Judge Tandazwa Ndita agreed: “The criminalization of a gathering of more than 15 on the basis that no notice was given violates s17 of the Constitution, as it deters people from exercising their fundamental constitutional right to assemble peacefully unarmed,” she ruled. “In my judgment, the limitation is not reasonable and justifiable in an open and democratic society based on the values of freedom, dignity and equality.”
In addition to the Constitution of South Africa, the court’s decision was based on essential principles in the International Covenant on Civil and Political Rights and the African Charter on Human and People’s Rights, both ratified by South Africa. The United Nations special rapporteur on the right to freedom of peaceful assembly and of association, the Open Society Foundation’s justice initiative, and South Africa’s Equal Education Law Centre all filed amicus briefs. Their support signals the importance of this case for international law more broadly, and provides a model for how international cooperation can help ensure protection of these rights around the world—including in similar cases from other international jurisdictions including Malaysia, the United Kingdom, Brazil, and the Inter-American Commission on Human Rights.

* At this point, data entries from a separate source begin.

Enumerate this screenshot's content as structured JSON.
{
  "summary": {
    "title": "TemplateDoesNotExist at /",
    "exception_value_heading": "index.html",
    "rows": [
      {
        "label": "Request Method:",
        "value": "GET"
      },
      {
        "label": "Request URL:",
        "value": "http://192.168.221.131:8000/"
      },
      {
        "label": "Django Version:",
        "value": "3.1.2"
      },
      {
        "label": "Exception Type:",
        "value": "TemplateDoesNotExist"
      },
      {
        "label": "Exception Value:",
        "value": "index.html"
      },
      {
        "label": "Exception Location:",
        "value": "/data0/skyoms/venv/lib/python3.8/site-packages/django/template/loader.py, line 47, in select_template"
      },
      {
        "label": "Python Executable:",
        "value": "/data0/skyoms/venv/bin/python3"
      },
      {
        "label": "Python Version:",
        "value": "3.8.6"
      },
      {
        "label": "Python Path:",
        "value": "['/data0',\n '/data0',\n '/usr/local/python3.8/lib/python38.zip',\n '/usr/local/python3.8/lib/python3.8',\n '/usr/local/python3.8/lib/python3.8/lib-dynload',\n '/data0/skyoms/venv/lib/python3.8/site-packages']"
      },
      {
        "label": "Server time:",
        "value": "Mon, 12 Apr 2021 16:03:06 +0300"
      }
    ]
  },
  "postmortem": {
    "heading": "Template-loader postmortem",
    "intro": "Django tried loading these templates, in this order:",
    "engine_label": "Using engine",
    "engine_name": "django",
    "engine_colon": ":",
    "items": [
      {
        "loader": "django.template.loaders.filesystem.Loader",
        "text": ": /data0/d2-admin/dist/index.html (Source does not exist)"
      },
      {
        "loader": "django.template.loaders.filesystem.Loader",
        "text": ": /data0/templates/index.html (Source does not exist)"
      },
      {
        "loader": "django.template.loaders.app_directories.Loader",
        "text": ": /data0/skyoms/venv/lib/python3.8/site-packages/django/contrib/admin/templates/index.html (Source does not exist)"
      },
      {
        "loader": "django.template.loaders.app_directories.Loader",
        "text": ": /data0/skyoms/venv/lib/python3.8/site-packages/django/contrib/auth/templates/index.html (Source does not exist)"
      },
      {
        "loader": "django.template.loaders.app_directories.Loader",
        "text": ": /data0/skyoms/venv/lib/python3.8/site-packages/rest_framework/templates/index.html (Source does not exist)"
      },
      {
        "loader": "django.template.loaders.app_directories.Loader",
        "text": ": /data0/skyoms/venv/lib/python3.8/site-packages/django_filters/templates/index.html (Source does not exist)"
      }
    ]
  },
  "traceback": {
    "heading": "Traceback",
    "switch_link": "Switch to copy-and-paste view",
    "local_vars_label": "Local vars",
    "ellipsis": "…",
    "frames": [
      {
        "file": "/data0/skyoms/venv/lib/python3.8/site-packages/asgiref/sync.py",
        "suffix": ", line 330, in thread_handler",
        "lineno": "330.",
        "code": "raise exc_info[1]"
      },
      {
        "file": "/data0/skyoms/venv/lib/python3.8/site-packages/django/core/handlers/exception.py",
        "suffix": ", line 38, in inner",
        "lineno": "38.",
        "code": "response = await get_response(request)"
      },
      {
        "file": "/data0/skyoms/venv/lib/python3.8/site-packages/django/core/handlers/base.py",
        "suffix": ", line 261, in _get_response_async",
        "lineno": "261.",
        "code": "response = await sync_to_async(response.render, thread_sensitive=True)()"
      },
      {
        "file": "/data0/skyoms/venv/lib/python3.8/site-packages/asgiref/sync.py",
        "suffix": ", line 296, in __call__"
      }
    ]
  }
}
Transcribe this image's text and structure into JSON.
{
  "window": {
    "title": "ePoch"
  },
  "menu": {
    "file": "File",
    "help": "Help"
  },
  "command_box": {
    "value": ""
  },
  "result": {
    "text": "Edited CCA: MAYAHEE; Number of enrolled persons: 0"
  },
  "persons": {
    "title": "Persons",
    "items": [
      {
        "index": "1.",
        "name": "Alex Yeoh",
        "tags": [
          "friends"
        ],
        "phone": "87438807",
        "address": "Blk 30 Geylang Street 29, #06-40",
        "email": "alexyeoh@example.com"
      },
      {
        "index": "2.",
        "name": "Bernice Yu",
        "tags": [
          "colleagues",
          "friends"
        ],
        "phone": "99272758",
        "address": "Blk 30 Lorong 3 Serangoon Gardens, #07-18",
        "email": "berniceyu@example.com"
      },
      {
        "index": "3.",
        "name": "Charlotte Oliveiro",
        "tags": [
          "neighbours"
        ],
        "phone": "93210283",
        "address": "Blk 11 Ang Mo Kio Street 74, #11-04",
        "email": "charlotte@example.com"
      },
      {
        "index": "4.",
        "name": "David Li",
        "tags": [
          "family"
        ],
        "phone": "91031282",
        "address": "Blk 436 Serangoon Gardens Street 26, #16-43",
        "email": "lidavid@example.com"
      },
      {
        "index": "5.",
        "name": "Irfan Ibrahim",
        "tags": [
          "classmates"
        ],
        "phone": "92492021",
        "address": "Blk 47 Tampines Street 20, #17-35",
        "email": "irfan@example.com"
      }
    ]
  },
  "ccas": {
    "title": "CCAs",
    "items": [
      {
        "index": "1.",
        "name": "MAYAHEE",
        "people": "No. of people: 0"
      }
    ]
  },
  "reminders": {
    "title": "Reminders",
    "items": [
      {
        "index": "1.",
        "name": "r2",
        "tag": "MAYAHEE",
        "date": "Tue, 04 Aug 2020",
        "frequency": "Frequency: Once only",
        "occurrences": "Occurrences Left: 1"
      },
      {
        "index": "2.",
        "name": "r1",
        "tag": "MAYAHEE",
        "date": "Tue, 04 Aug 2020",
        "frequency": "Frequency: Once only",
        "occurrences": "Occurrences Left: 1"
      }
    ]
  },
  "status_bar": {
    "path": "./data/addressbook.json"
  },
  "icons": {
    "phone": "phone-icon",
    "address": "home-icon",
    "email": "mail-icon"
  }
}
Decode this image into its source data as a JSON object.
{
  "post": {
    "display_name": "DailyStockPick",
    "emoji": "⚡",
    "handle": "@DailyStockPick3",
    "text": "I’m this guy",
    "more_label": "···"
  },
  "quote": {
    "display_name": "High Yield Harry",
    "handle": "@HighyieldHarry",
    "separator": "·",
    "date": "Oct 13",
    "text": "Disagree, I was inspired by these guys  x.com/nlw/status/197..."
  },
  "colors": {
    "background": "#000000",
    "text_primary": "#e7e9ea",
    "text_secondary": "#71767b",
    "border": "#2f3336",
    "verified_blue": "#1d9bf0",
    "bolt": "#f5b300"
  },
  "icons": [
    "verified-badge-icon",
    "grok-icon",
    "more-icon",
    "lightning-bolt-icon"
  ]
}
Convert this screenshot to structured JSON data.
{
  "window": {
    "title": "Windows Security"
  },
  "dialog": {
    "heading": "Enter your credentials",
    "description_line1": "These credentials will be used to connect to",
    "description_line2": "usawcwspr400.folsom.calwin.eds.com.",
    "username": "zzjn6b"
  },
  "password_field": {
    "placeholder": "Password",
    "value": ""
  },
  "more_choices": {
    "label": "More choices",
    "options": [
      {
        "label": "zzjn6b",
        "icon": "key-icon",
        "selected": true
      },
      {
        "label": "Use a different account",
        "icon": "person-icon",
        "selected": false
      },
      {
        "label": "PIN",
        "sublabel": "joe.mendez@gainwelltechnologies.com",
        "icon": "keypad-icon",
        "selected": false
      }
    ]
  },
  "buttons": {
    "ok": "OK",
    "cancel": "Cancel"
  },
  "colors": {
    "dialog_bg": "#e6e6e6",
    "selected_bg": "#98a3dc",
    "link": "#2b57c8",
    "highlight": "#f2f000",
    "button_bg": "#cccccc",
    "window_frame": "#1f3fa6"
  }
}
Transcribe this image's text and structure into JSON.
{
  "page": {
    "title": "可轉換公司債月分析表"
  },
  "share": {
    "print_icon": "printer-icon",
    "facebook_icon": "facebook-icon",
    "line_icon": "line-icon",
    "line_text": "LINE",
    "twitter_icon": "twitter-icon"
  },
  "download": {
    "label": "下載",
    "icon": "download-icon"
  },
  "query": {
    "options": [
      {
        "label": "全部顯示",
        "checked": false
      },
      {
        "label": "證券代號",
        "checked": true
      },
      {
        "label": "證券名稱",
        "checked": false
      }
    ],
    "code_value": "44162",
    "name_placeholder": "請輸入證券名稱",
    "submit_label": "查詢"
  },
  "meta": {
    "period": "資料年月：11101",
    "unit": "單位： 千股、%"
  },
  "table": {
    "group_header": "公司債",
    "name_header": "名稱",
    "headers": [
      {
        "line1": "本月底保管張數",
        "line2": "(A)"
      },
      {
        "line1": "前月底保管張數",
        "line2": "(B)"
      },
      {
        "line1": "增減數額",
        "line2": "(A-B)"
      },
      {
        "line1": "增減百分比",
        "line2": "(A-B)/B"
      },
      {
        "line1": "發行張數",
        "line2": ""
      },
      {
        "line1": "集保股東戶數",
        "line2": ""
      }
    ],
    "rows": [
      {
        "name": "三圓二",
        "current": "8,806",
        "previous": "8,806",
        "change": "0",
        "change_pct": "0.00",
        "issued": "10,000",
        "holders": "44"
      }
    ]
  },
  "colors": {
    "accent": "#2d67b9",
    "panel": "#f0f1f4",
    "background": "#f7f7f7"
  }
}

Philanthropy has an important role to play in ensuring that the legal frameworks regulating assembly and protest enable free expression and meaningful participation. This can mean supporting legal challenges to ensure that the promise of freedom of assembly is a reality for social justice activists. It can mean raising awareness of cases where organizations are being constrained from protesting, and making connections between to strengthen learning and solidarity. And it can mean investing in building organizations’ technical capacity and resilience. As activists around the world continue to push for change, they will continue to face obstacles to assembly and protest—so it’s essential for funders to provide the support that makes it possible for them to keep fighting.